だから僕は漫画の乱読を辞めた
漫画・アニメ・ゲームというのが、古のオタク業界における三種の神器みたいな趣味だと思っている(そこに、ライトノベルが加わることもある)。これらはお互いに親和性が高く、人気の漫画作品はアニメ化、ゲーム化されるし、アニメオリジナル作品だって、たいていの場合コミカライズされる。まあ、漫画版とアニメ版でそれぞれのファンが対立している場合や、原作は人気なのにもう一方はすこぶる評判が悪いような例も沢山あるけれど。
子供のころから、それなりに漫画を読む方ではあったけれど、例えば「親が漫画好きで、家の本棚は全部漫画で埋まっていた」みたいな漫画エリートには到底及ばない。人並みに、小学生時代に少年ジャンプに掲載されていた作品なら大体わかるけれど、全巻揃えたのは『幽遊白書』と『封神演義』くらいだ。さらに致命的なことに、漫画としての『ドラゴンボール』を履修していない。アニメ版で引き延ばされた戦いを眺めていた印象が強い。まあ、漫画好きの普通の子供、といったところか。
僕が漫画を一番読んでいたのは、だいぶ後、2010年代前半のことである。近所のTSUTAYAで、漫画のレンタルサービスが行われていたことが大きい。最新作が借りられるようになるまではラグがあったが、話題作のほとんどを借りることが出来たので、『進撃の巨人』も『ワールド・トリガー』も『外天楼』も『海月姫』も『俺物語!』も『宝石の国』も、借りて読んだ。後に全巻揃えることになる『私がモテないのはどう考えてもお前らが悪い』にもTSUTAYAで出会った。本来の自分だったら絶対に購入することのないジャンルの作品に目を通すことが出来るというのは、得難い経験だ。人間としての幅も、さぞ広がったことと思う。
そんな漫画との蜜月期の終わりは、あっさりとしていた。引っ越しによって、漫画レンタルサービスのあるTSUTAYAが近くになくなった。それだけである。当時読んでいて、まだ完結していなかった漫画作品の続きを、僕はほとんど知らない。別に、本気を出せば、いくらでも読む方法はあるのだ。インターネットを介した漫画レンタルサービスだってあるし、漫画読み放題のサブスクリプションサービスだってあるし、漫画喫茶だってあるし、社会人でお金もあるのだから電子書籍や単行本を買って揃えたって良い。でも、何故だかそれをやれずにいる。この現象は、よく見る。僕だけでないはずだ。いつでも出来る、やろうと思えば出来る、と考えている物事は、大抵、いつまで経ってもやらずじまいになる。個人的に、安部公房の『砂の女』はこのことに警鐘を鳴らすために書かれた作品だと思っている。

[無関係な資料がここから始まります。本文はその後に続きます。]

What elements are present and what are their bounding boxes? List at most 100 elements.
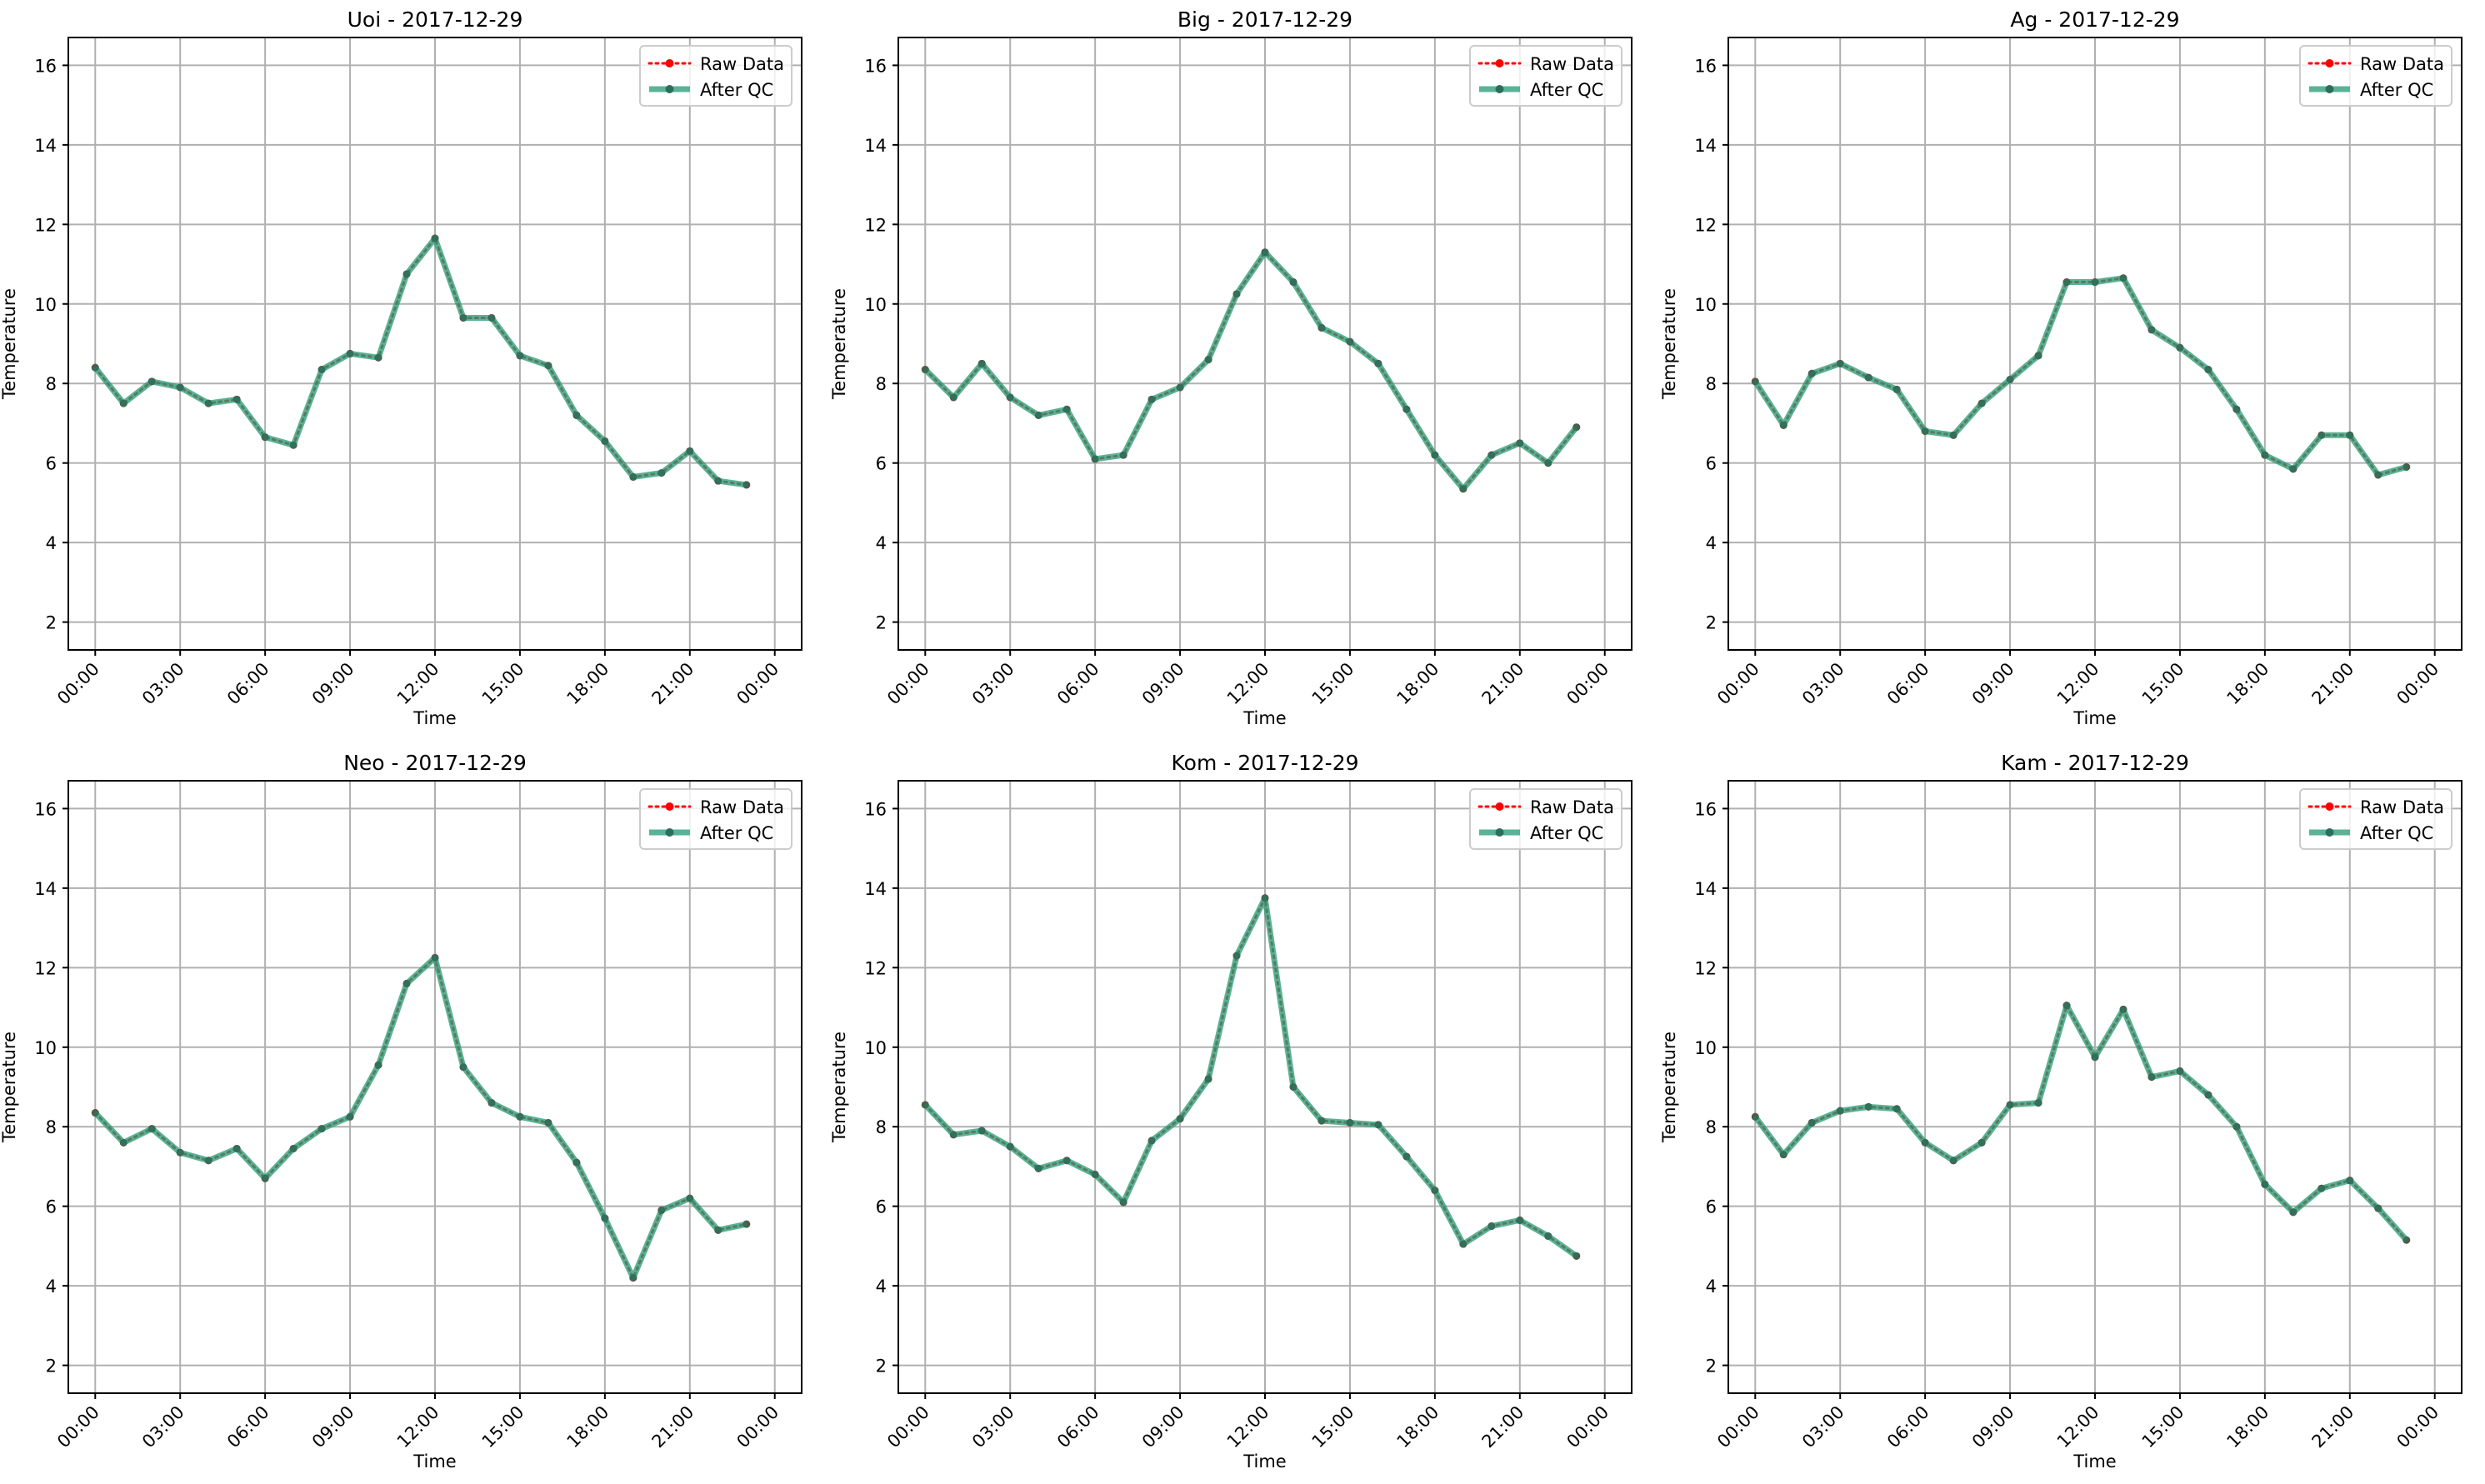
after-qc-point [402,979,411,987]
y-tick-label: 12 [1694,958,1717,978]
after-qc-point [1488,1222,1496,1231]
after-qc-point [1836,359,1844,367]
after-qc-point [629,1274,638,1282]
after-qc-point [2289,465,2298,473]
after-qc-point [176,383,184,392]
after-qc-point [629,472,638,481]
after-qc-point [2091,1053,2099,1062]
after-qc-point [1864,1102,1872,1111]
after-qc-point [1488,451,1496,459]
x-tick-label: 00:00 [2392,1402,2442,1452]
x-tick-label: 03:00 [1798,1402,1848,1452]
legend: Raw Data After QC [2299,45,2452,107]
after-qc-line [1752,275,2408,478]
axes-frame [68,780,802,1394]
after-qc-point [176,1148,184,1157]
x-tick-label: 21:00 [2308,659,2358,709]
after-qc-point [2204,366,2212,374]
after-qc-point [601,1214,609,1222]
after-qc-point [318,1125,326,1133]
after-qc-point [2034,1099,2042,1107]
legend-raw-data-label: Raw Data [1530,54,1614,74]
x-axis-label: Time [412,708,456,728]
after-qc-point [686,447,694,455]
y-tick-label: 16 [34,799,57,819]
after-qc-point [544,362,552,370]
after-qc-point [2148,326,2156,334]
chart-title: Neo - 2017-12-29 [343,751,527,775]
subplot-5: 2 4 6 8 10 12 14 16 00:00 03:00 06:00 09:00 12:00 15:… [829,751,1632,1472]
x-tick-label: 15:00 [478,1402,528,1452]
x-tick-label: 03:00 [968,1402,1018,1452]
after-qc-point [2006,1101,2014,1109]
legend-raw-data-label: Raw Data [2360,54,2444,74]
after-qc-line [92,954,748,1282]
after-qc-point [2374,471,2382,479]
x-axis-label: Time [2072,708,2116,728]
x-tick-label: 03:00 [1798,659,1848,709]
after-qc-point [2374,1204,2382,1212]
after-qc-point [1431,1187,1439,1195]
after-qc-point [949,393,958,402]
after-qc-point [1949,431,1958,439]
grid [892,37,1632,656]
legend-raw-data-label: Raw Data [2360,797,2444,817]
after-qc-point [1148,395,1156,403]
after-qc-point [1921,1138,1929,1147]
subplot-4: 2 4 6 8 10 12 14 16 00:00 03:00 06:00 09:00 12:00 15:… [0,751,802,1472]
y-axis-label: Temperature [0,288,19,400]
y-tick-label: 10 [34,1038,57,1058]
legend: Raw Data After QC [2299,788,2452,850]
y-tick-label: 6 [46,454,57,474]
x-tick-label: 21:00 [1478,1402,1528,1452]
y-tick-label: 14 [864,879,887,899]
after-qc-point [204,1157,212,1165]
x-tick-label: 18:00 [2223,659,2273,709]
y-tick-label: 16 [1694,56,1717,76]
x-axis-label: Time [1242,1452,1286,1472]
after-qc-point [1402,405,1411,413]
subplot-2: 2 4 6 8 10 12 14 16 00:00 03:00 06:00 09:00 12:00 15:… [829,7,1632,728]
x-tick-label: 21:00 [2308,1402,2358,1452]
after-qc-point [2176,1067,2184,1075]
y-tick-label: 8 [46,1117,57,1137]
x-tick-label: 06:00 [1883,659,1933,709]
after-qc-point [1346,337,1354,346]
after-qc-point [2119,1005,2128,1013]
y-tick-label: 2 [46,1357,57,1377]
y-tick-label: 4 [1706,533,1717,553]
after-qc-point [289,441,298,449]
after-qc-point [318,366,326,374]
x-axis-label: Time [1242,708,1286,728]
legend-after-qc-label: After QC [1530,80,1603,100]
after-qc-point [148,377,156,386]
after-qc-point [1949,1157,1958,1165]
after-qc-point [1864,373,1872,382]
after-qc-point [1091,455,1099,463]
after-qc-point [658,469,666,477]
legend-after-qc-marker [665,85,674,93]
y-tick-label: 16 [34,56,57,76]
after-qc-point [91,1109,99,1117]
series-after-qc [91,953,751,1282]
x-tick-label: 00:00 [883,1402,933,1452]
y-axis-label: Temperature [1659,288,1679,400]
after-qc-point [346,349,354,357]
y-tick-label: 14 [1694,879,1717,899]
after-qc-point [742,481,751,489]
axes-frame [68,37,802,651]
x-tick-label: 00:00 [883,659,933,709]
legend-after-qc-marker [2325,828,2334,837]
after-qc-point [1779,421,1788,429]
after-qc-point [2062,278,2071,287]
subplot-3: 2 4 6 8 10 12 14 16 00:00 03:00 06:00 09:00 12:00 15:… [1659,7,2462,728]
after-qc-point [1459,1240,1468,1248]
series-after-qc [91,234,751,489]
after-qc-point [1006,393,1014,402]
after-qc-point [1176,383,1184,392]
chart-title: Ag - 2017-12-29 [2010,7,2179,32]
x-tick-label: 00:00 [1562,659,1612,709]
after-qc-point [2289,1208,2298,1217]
after-qc-point [1374,359,1382,367]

実のところ、別に、乱読は辞めたが、漫画を読むこと自体を辞めたわけではない。自分の好きな作品や気になる作品は未だに個別に買っている。『彼方のアストラ』を急に買ってみたりする。鬼頭莫宏と土塚理弘の作品は作者買いする。『HUNTER×HUNTER』の新刊を待ち続けている。物理的にスペースをとらない電子書籍を買うことが増えた。本棚に並ぶお気に入りの漫画の顔ぶれは、ここ数年変わらない。
当時読んでいた作品の中に、今どうなっているのか気になって調べたら長期休載中だったというものがあった。「続きを知らないのは僕だけじゃない」という事実は、歪んだ僕を少しだけ安心させる。「連載再開したら、また追いかけよう」と考えているはずなのに、ちょっとしたことで追えなくなる僕みたいな人間もきっと出てくるだろう。まあ、そんなこともあるさ。深く気にすることはない、漫画を読むことは別に義務でないのだから、好きな作品を好きなように読めば良い。
とりあえず、僕の当面の目標は、「話題になっている漫画作品のあらすじだけ読んで、何となく話題になっている理由をわかった気になる」という悪癖を辞めて、本当に読んだ作品についてだけ語るようにすることである。語りえぬものについては沈黙しなければならない。……今や、語りえぬものが増えすぎたのだ。